Ahora bien, que el malestar sea una experiencia normal no significa que debamos afrontarlo en soledad. Cuando el sufrimiento es intenso, se mantiene en el tiempo, dificulta el descanso, las relaciones, el trabajo o los estudios, o sentimos que hemos perdido la capacidad para hacerle frente con los recursos habituales, es importante pedir ayuda. Buscar apoyo no es un signo de debilidad, sino una forma de cuidar de uno mismo.

Las enfermeras y enfermeros desempeñamos un papel esencial en este proceso. Desde la promoción de la salud mental y la prevención hasta el acompañamiento de las personas y sus familias, ofrecemos cuidados basados en la escucha, la relación terapéutica y la educación para la salud. Ayudamos a identificar factores de protección, fortalecer las capacidades de afrontamiento y orientar sobre los recursos más adecuados en cada momento.

Porque no todo malestar necesita un tratamiento, pero todo sufrimiento merece ser escuchado. A veces, una conversación, un espacio seguro donde expresar lo que ocurre o una orientación profesional pueden marcar la diferencia y evitar que ese sufrimiento se intensifique.

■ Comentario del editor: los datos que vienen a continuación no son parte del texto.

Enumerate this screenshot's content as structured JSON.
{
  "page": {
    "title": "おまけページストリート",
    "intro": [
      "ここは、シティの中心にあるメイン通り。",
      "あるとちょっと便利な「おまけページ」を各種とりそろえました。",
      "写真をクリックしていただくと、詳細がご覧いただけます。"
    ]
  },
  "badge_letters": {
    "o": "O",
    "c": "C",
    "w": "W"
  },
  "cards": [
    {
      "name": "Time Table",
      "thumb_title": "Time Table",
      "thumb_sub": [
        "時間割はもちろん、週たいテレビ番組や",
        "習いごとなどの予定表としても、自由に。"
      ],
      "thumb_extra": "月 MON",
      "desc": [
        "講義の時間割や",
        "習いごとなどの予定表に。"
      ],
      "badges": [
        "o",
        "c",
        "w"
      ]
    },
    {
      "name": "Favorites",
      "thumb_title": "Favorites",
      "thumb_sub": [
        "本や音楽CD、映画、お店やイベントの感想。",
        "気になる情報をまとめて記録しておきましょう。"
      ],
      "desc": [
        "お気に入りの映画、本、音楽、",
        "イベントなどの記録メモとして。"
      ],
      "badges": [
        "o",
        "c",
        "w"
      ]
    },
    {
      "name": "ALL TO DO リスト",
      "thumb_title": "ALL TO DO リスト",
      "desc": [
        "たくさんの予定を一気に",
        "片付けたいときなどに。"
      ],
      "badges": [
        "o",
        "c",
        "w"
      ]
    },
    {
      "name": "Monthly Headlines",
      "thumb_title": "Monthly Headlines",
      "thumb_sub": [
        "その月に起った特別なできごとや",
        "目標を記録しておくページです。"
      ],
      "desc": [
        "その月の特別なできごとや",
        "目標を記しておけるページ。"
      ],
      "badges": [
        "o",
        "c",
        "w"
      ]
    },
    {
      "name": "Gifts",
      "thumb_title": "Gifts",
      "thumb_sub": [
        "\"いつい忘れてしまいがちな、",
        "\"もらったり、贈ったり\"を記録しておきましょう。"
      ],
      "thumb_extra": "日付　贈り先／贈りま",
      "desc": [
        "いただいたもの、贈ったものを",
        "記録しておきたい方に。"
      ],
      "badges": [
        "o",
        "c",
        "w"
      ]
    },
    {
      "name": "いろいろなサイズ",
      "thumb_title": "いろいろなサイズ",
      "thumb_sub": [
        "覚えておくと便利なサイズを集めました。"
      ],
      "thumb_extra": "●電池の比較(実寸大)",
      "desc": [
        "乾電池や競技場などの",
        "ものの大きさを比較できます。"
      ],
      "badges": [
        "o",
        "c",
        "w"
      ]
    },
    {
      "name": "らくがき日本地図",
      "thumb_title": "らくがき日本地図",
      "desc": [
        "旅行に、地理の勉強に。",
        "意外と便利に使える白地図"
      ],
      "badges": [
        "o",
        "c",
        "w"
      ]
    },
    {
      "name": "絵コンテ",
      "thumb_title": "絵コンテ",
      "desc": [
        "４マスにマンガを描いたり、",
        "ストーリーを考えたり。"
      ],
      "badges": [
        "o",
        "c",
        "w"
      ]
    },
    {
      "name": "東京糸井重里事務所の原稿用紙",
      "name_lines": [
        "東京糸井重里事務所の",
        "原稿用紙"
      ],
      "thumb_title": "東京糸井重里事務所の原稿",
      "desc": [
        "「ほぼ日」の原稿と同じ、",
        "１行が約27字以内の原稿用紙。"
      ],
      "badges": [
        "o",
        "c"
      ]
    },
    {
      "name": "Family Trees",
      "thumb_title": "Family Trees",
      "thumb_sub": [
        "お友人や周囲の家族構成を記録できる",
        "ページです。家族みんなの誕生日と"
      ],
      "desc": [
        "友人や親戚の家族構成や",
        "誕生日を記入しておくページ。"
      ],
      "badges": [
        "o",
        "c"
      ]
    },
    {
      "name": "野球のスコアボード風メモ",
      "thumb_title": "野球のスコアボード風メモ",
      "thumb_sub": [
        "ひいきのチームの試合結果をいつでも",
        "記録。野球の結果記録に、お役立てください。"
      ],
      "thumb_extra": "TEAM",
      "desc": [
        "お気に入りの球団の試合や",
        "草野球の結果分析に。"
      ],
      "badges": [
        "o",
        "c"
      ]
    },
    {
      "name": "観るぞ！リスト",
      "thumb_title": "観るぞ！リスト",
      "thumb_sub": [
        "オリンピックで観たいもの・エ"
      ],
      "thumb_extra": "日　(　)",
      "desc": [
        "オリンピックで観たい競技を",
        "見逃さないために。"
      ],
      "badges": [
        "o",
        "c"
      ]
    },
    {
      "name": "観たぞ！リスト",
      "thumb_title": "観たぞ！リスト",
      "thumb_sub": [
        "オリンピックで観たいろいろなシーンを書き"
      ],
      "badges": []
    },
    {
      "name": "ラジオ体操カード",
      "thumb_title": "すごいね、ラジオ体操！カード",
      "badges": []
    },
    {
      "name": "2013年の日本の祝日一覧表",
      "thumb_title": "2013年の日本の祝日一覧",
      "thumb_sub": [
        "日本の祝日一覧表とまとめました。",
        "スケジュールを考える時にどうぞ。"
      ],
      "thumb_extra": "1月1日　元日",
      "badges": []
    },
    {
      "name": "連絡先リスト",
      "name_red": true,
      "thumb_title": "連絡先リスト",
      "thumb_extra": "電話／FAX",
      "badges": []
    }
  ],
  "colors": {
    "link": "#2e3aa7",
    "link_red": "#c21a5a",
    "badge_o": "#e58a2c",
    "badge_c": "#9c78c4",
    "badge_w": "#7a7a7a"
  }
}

«No todo malestar necesita un tratamiento, pero todo sufrimiento merece ser escuchado».

Hablar de salud mental con naturalidad también implica utilizar un lenguaje respetuoso y evitar tanto la estigmatización de quienes conviven con un trastorno mental como la medicalización de las dificultades propias de la vida. Encontrar ese equilibrio nos ayuda a comprender mejor nuestras emociones, a pedir ayuda cuando la necesitamos y a cuidar de nuestra salud mental de una forma más consciente.

Como profesión comprometida con el cuidado integral de las personas, la Enfermería tiene mucho que aportar en este camino: acompañando, educando, promoviendo el bienestar emocional y recordando que cuidar la salud mental también es cuidar la vida.

Silvia Elena Jiménez Izquierdo, referente del grupo de asesoramiento de Enfermería Especialista en Salud Mental del COE Córdoba, vocal XVIII de la Comisión Plenaria del Colegio, y enfermera en la Unidad de Salud Mental Comunitaria (USMC) de Lucena del Área de Gestión Sanitaria Sur de Córdoba.